The Culprits and Their Tools
That becomes significant when added to the attribution by US investigators Proofpoint, that said it had a “high confidence” the hackers were aligned with the Chinese government. In fact, in a move not usually made without a reasonable degree of credible evidence, Proofpoint pinned the attack on a Chinese threat group known as APT40 (also known as TA423, Leviathan, and Red Ladon).
The US Department of Justice agreed with that attribution, given data provided to it by Proofpoint.
Four members of the group were charged with crimes by the US in 2021, at which time the UK’s National Cyber Security Centre said it was “almost certain” they were linked or affiliated to the Chinese government.
In the latest attack, Proofpoint said their investigations had also uncovered targeted phishing campaigns against the Kasawari gas field, and a Taiwanese wind farm. All of this led Proofpoint to infer that the aim of the campaign was to cyber-spy on potential high-ranking players and media outlets as to thoughts and reactions to China’s allegedly expansionist plans in the South China Sea.
The Potential Motive
The Sea is an area that has always been widely regarded as international waters by Western powers, and especially the US. That’s a view to which China is unsympathetic, claiming the region as part of its own territorial possessions. Spying on Australian politicians and journalists to read the wind would make sense from China’s point of view, as if it steps up from simply claiming the South China Sea as its own to, for instance, cutting it off to non-Chinese shipping, it would – while having an indirect effect on the US and the rest of the Western world, directly threaten up to 90% of Australia’s fuel imports, leaving the country fuel-dry within around two months of any successful blockade being established.

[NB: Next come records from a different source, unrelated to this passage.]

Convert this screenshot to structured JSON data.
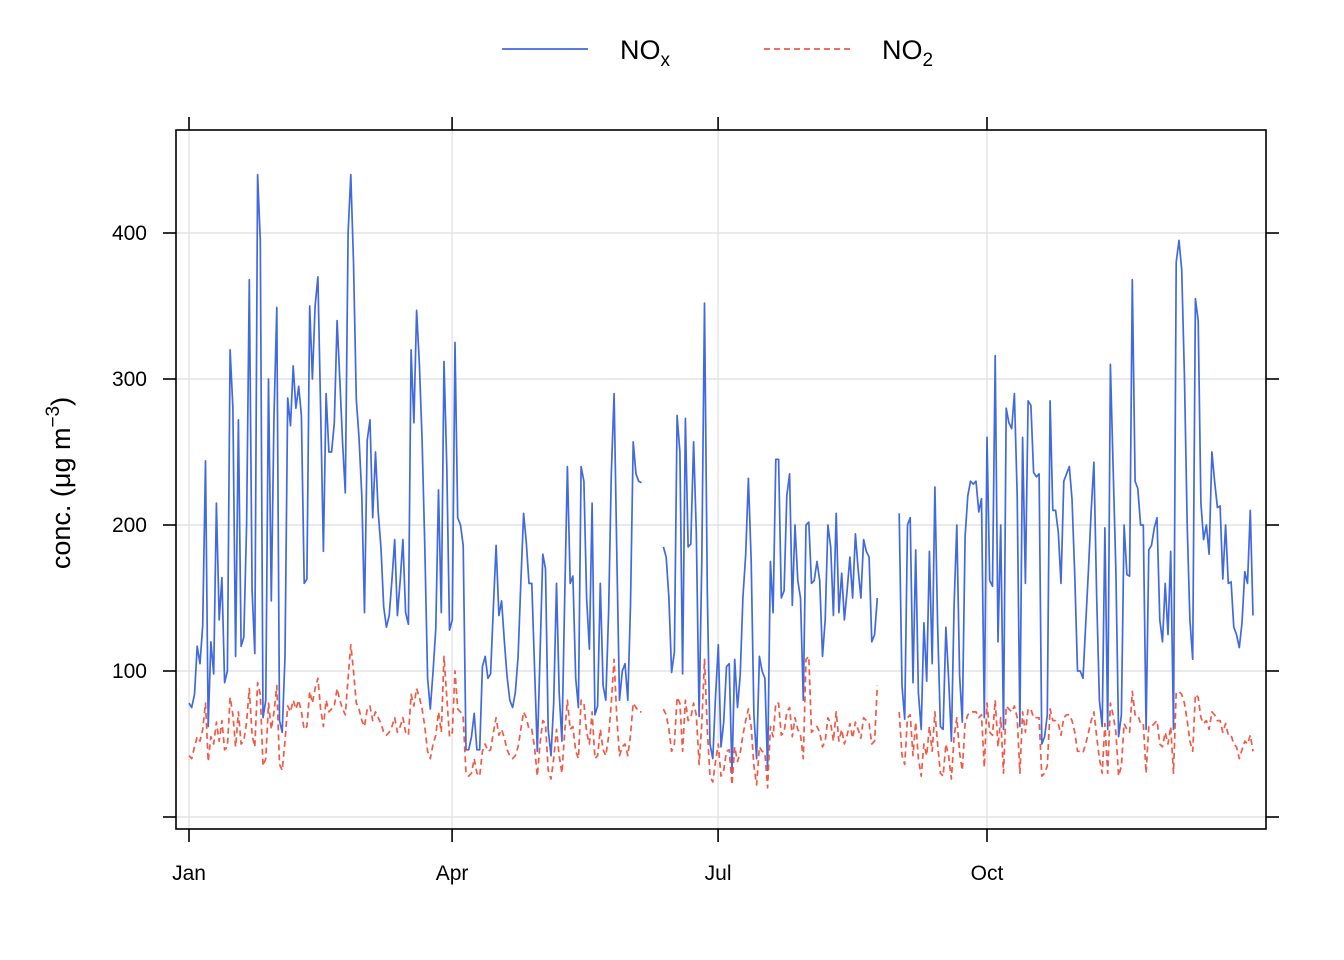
{
  "chart_data": {
    "type": "line",
    "title": "",
    "ylabel": "conc. (μg m",
    "ylabel_superscript": "−3",
    "ylabel_suffix": ")",
    "xlabel": "",
    "x_axis": {
      "type": "date",
      "range": [
        "1998-01-01",
        "1998-12-31"
      ]
    },
    "ylim": [
      0,
      460
    ],
    "yticks": [
      100,
      200,
      300,
      400
    ],
    "xticks": [
      {
        "date": "1998-01-01",
        "label": "Jan"
      },
      {
        "date": "1998-04-01",
        "label": "Apr"
      },
      {
        "date": "1998-07-01",
        "label": "Jul"
      },
      {
        "date": "1998-10-01",
        "label": "Oct"
      }
    ],
    "grid": true,
    "legend": {
      "placement": "top",
      "entries": [
        "NOx",
        "NO2"
      ]
    },
    "series": [
      {
        "name": "NOx",
        "name_main": "NO",
        "name_sub": "x",
        "color": "#4169E1",
        "dash": "solid",
        "start": "1998-01-01",
        "values": [
          78,
          75,
          84,
          117,
          105,
          131,
          244,
          62,
          120,
          98,
          215,
          135,
          164,
          92,
          100,
          320,
          280,
          110,
          272,
          117,
          123,
          200,
          368,
          155,
          112,
          440,
          395,
          68,
          80,
          300,
          148,
          275,
          349,
          66,
          58,
          110,
          287,
          268,
          309,
          280,
          295,
          275,
          160,
          163,
          350,
          300,
          350,
          370,
          280,
          182,
          290,
          250,
          250,
          270,
          340,
          300,
          256,
          222,
          400,
          440,
          380,
          286,
          260,
          220,
          140,
          258,
          272,
          205,
          250,
          209,
          184,
          144,
          130,
          138,
          162,
          190,
          138,
          162,
          190,
          140,
          132,
          320,
          270,
          347,
          310,
          258,
          185,
          95,
          74,
          100,
          129,
          224,
          140,
          312,
          240,
          128,
          135,
          325,
          205,
          200,
          186,
          46,
          46,
          55,
          71,
          46,
          46,
          103,
          110,
          95,
          98,
          144,
          186,
          138,
          148,
          120,
          96,
          80,
          75,
          85,
          110,
          160,
          208,
          188,
          160,
          160,
          103,
          45,
          110,
          180,
          170,
          60,
          42,
          78,
          160,
          85,
          52,
          150,
          240,
          160,
          165,
          95,
          75,
          240,
          230,
          150,
          115,
          215,
          70,
          76,
          160,
          90,
          80,
          140,
          235,
          290,
          180,
          80,
          100,
          105,
          80,
          145,
          257,
          235,
          230,
          229,
          null,
          null,
          null,
          null,
          null,
          null,
          null,
          185,
          178,
          150,
          99,
          113,
          275,
          250,
          98,
          273,
          185,
          187,
          257,
          195,
          69,
          175,
          352,
          155,
          50,
          40,
          82,
          118,
          48,
          65,
          103,
          105,
          30,
          108,
          75,
          97,
          150,
          180,
          232,
          175,
          70,
          40,
          110,
          100,
          95,
          32,
          175,
          140,
          245,
          245,
          150,
          155,
          220,
          235,
          145,
          200,
          162,
          150,
          80,
          200,
          202,
          160,
          162,
          175,
          162,
          110,
          135,
          200,
          185,
          138,
          208,
          140,
          167,
          135,
          155,
          178,
          150,
          194,
          170,
          150,
          190,
          182,
          178,
          120,
          125,
          150,
          null,
          null,
          null,
          null,
          null,
          null,
          null,
          208,
          90,
          67,
          200,
          205,
          92,
          183,
          85,
          60,
          133,
          93,
          182,
          105,
          226,
          132,
          62,
          60,
          130,
          95,
          52,
          145,
          200,
          97,
          65,
          192,
          220,
          230,
          228,
          230,
          209,
          218,
          68,
          260,
          162,
          158,
          316,
          120,
          200,
          60,
          280,
          270,
          266,
          290,
          220,
          62,
          260,
          160,
          285,
          282,
          236,
          233,
          235,
          50,
          55,
          70,
          285,
          210,
          210,
          195,
          160,
          230,
          235,
          240,
          218,
          165,
          100,
          100,
          95,
          132,
          170,
          210,
          243,
          150,
          80,
          62,
          198,
          60,
          310,
          240,
          168,
          55,
          70,
          200,
          166,
          165,
          368,
          230,
          225,
          200,
          200,
          60,
          183,
          186,
          198,
          205,
          135,
          120,
          160,
          125,
          182,
          60,
          380,
          395,
          375,
          303,
          200,
          135,
          108,
          355,
          340,
          215,
          190,
          200,
          180,
          250,
          230,
          212,
          213,
          163,
          200,
          160,
          161,
          130,
          125,
          116,
          133,
          168,
          160,
          210,
          138
        ]
      },
      {
        "name": "NO2",
        "name_main": "NO",
        "name_sub": "2",
        "color": "#F05A47",
        "dash": "dashed",
        "start": "1998-01-01",
        "values": [
          42,
          40,
          48,
          55,
          52,
          60,
          78,
          38,
          55,
          50,
          65,
          52,
          66,
          46,
          48,
          82,
          70,
          48,
          72,
          50,
          52,
          65,
          88,
          56,
          48,
          92,
          84,
          35,
          40,
          78,
          60,
          72,
          90,
          36,
          32,
          52,
          76,
          72,
          80,
          74,
          80,
          72,
          60,
          62,
          86,
          78,
          88,
          95,
          74,
          62,
          80,
          72,
          74,
          76,
          88,
          80,
          74,
          70,
          95,
          118,
          100,
          78,
          74,
          66,
          62,
          74,
          76,
          66,
          72,
          68,
          64,
          58,
          56,
          58,
          62,
          68,
          58,
          62,
          68,
          58,
          56,
          84,
          76,
          88,
          82,
          74,
          62,
          45,
          40,
          50,
          56,
          72,
          58,
          110,
          82,
          55,
          58,
          100,
          74,
          72,
          68,
          30,
          28,
          30,
          40,
          30,
          28,
          45,
          50,
          45,
          46,
          58,
          68,
          56,
          60,
          54,
          46,
          42,
          40,
          42,
          48,
          60,
          72,
          68,
          60,
          60,
          48,
          28,
          50,
          66,
          64,
          32,
          26,
          40,
          60,
          42,
          30,
          58,
          80,
          60,
          62,
          45,
          40,
          80,
          78,
          58,
          50,
          72,
          40,
          42,
          60,
          46,
          42,
          55,
          78,
          108,
          68,
          42,
          48,
          50,
          42,
          56,
          78,
          75,
          72,
          72,
          null,
          null,
          null,
          null,
          null,
          null,
          null,
          74,
          70,
          60,
          45,
          50,
          82,
          78,
          45,
          80,
          66,
          68,
          78,
          70,
          36,
          64,
          108,
          60,
          28,
          24,
          38,
          50,
          28,
          32,
          45,
          46,
          22,
          48,
          38,
          44,
          56,
          66,
          74,
          62,
          35,
          22,
          48,
          45,
          44,
          20,
          62,
          55,
          78,
          78,
          56,
          58,
          72,
          75,
          55,
          68,
          60,
          56,
          40,
          108,
          110,
          58,
          60,
          62,
          58,
          48,
          52,
          68,
          64,
          52,
          72,
          52,
          60,
          50,
          56,
          64,
          54,
          65,
          60,
          54,
          68,
          66,
          64,
          50,
          52,
          90,
          null,
          null,
          null,
          null,
          null,
          null,
          null,
          72,
          42,
          36,
          68,
          70,
          42,
          65,
          40,
          28,
          50,
          42,
          62,
          45,
          72,
          50,
          30,
          28,
          50,
          42,
          26,
          55,
          68,
          44,
          32,
          64,
          70,
          72,
          72,
          72,
          68,
          70,
          34,
          78,
          58,
          56,
          80,
          48,
          68,
          30,
          76,
          74,
          72,
          76,
          68,
          30,
          72,
          58,
          74,
          74,
          68,
          68,
          68,
          28,
          30,
          35,
          74,
          66,
          66,
          64,
          56,
          68,
          70,
          70,
          66,
          58,
          45,
          45,
          44,
          50,
          58,
          66,
          72,
          55,
          40,
          30,
          64,
          30,
          78,
          70,
          58,
          28,
          35,
          64,
          60,
          58,
          86,
          70,
          70,
          64,
          64,
          30,
          62,
          62,
          64,
          66,
          50,
          48,
          58,
          50,
          62,
          30,
          85,
          86,
          84,
          78,
          66,
          52,
          45,
          84,
          82,
          68,
          64,
          66,
          60,
          72,
          70,
          66,
          66,
          58,
          64,
          56,
          56,
          50,
          48,
          40,
          46,
          52,
          50,
          56,
          45
        ]
      }
    ]
  }
}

The Impact of the South China Sea
With much of Europe – and indirectly, the US – already suffering from a Russian clampdown on its gas pipelines in the wake of its illegal invasion of Ukraine, a Russia-friendly China throttling Australian fuel supplies would be the most openly West-hostile move yet made in a widely-recognized cold war growing up between the US and China.

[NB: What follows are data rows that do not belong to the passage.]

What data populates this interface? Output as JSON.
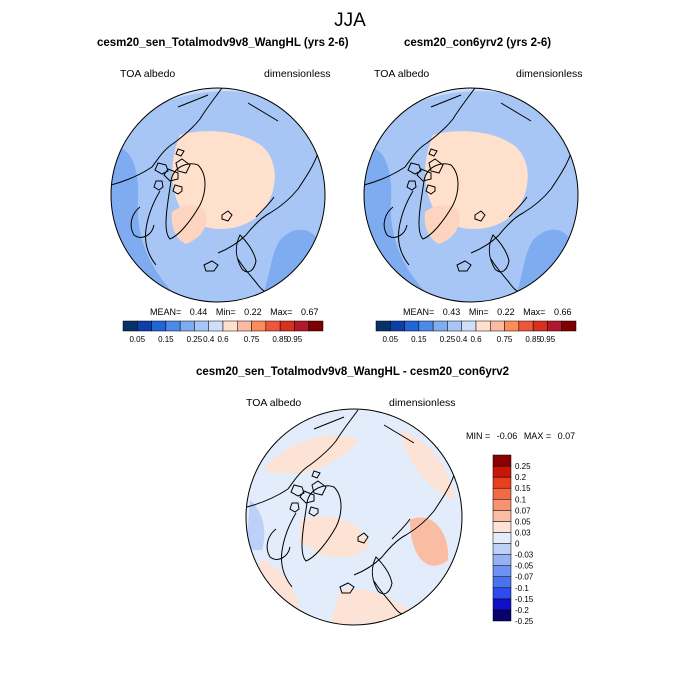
{
  "season": "JJA",
  "panels": [
    {
      "title": "cesm20_sen_Totalmodv9v8_WangHL (yrs 2-6)",
      "variable": "TOA albedo",
      "units": "dimensionless",
      "mean_label": "MEAN=",
      "mean": "0.44",
      "min_label": "Min=",
      "min": "0.22",
      "max_label": "Max=",
      "max": "0.67"
    },
    {
      "title": "cesm20_con6yrv2 (yrs 2-6)",
      "variable": "TOA albedo",
      "units": "dimensionless",
      "mean_label": "MEAN=",
      "mean": "0.43",
      "min_label": "Min=",
      "min": "0.22",
      "max_label": "Max=",
      "max": "0.66"
    }
  ],
  "diff_panel": {
    "title": "cesm20_sen_Totalmodv9v8_WangHL - cesm20_con6yrv2",
    "variable": "TOA albedo",
    "units": "dimensionless",
    "min_label": "MIN =",
    "min": "-0.06",
    "max_label": "MAX =",
    "max": "0.07"
  },
  "chart_data": [
    {
      "type": "heatmap",
      "projection": "north-polar-stereographic",
      "title": "cesm20_sen_Totalmodv9v8_WangHL (yrs 2-6)",
      "field": "TOA albedo",
      "units": "dimensionless",
      "mean": 0.44,
      "min": 0.22,
      "max": 0.67,
      "colorbar_levels": [
        0.05,
        0.15,
        0.25,
        0.4,
        0.6,
        0.75,
        0.85,
        0.95
      ],
      "colorbar_labels": [
        "0.05",
        "0.15",
        "0.25",
        "0.4",
        "0.6",
        "0.75",
        "0.85",
        "0.95"
      ],
      "colorbar_colors": [
        "#08306b",
        "#0d3fa8",
        "#2166d6",
        "#4d8ae8",
        "#7fabf0",
        "#a7c6f5",
        "#cfdff9",
        "#ffe0cc",
        "#fcbba1",
        "#fc8d59",
        "#ef553b",
        "#d7301f",
        "#b2182b",
        "#7f0000"
      ]
    },
    {
      "type": "heatmap",
      "projection": "north-polar-stereographic",
      "title": "cesm20_con6yrv2 (yrs 2-6)",
      "field": "TOA albedo",
      "units": "dimensionless",
      "mean": 0.43,
      "min": 0.22,
      "max": 0.66,
      "colorbar_levels": [
        0.05,
        0.15,
        0.25,
        0.4,
        0.6,
        0.75,
        0.85,
        0.95
      ],
      "colorbar_labels": [
        "0.05",
        "0.15",
        "0.25",
        "0.4",
        "0.6",
        "0.75",
        "0.85",
        "0.95"
      ],
      "colorbar_colors": [
        "#08306b",
        "#0d3fa8",
        "#2166d6",
        "#4d8ae8",
        "#7fabf0",
        "#a7c6f5",
        "#cfdff9",
        "#ffe0cc",
        "#fcbba1",
        "#fc8d59",
        "#ef553b",
        "#d7301f",
        "#b2182b",
        "#7f0000"
      ]
    },
    {
      "type": "heatmap",
      "projection": "north-polar-stereographic",
      "title": "cesm20_sen_Totalmodv9v8_WangHL - cesm20_con6yrv2",
      "field": "TOA albedo",
      "units": "dimensionless",
      "min": -0.06,
      "max": 0.07,
      "colorbar_levels": [
        -0.25,
        -0.2,
        -0.15,
        -0.1,
        -0.07,
        -0.05,
        -0.03,
        0,
        0.03,
        0.05,
        0.07,
        0.1,
        0.15,
        0.2,
        0.25
      ],
      "colorbar_labels": [
        "-0.25",
        "-0.2",
        "-0.15",
        "-0.1",
        "-0.07",
        "-0.05",
        "-0.03",
        "0",
        "0.03",
        "0.05",
        "0.07",
        "0.1",
        "0.15",
        "0.2",
        "0.25"
      ],
      "colorbar_colors": [
        "#08006b",
        "#1010c8",
        "#2e4bf0",
        "#4a72f0",
        "#6d93f2",
        "#95b2f4",
        "#bdd0f8",
        "#e2ecfb",
        "#fde2d6",
        "#fbbca4",
        "#f99273",
        "#f46a45",
        "#e8401f",
        "#c81608",
        "#8b0000"
      ]
    }
  ]
}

That cold war has been felt especially hard in the technology sector, with brand new US restrictions on chipmakers exporting AI processors to China coming into force in the first week of September, particularly if such chips could be ‘diverted’ by Chinese or Russian forces with a military intent. Such moves have hit domestic suppliers like Nvidia particularly hard.
The Methodology of the Scam
The deployment of the ScanBox reconnaissance framework was particularly simple and effective, taking advantage of that “circle of trust” atmosphere between politicians, journalists, and media outlets.
Once the malware site was set up, email addresses with plausibly Australian names and basic personas were set up, and emails sent to the targets, with the hook-line that the sender had either set up a new news website or was writing for it. Recipients were asked to review the site and consider writing for it themselves.
Within media circles of trust, such a pitch was particularly plausible, and put recipients off their guard as far as normal cybersecurity practice was concerned. That makes the attempted cyber-spying a novel and particularly effective attack, using the techniques of sophisticated LinkedIn-based email spearphishing, and backing it up with plausible media start-up methodology. Thankfully, the campaign only ran between April-June, 2022. The likelihood of further similar attacks as the global politics between the US and China grows ever more strained though, remains high.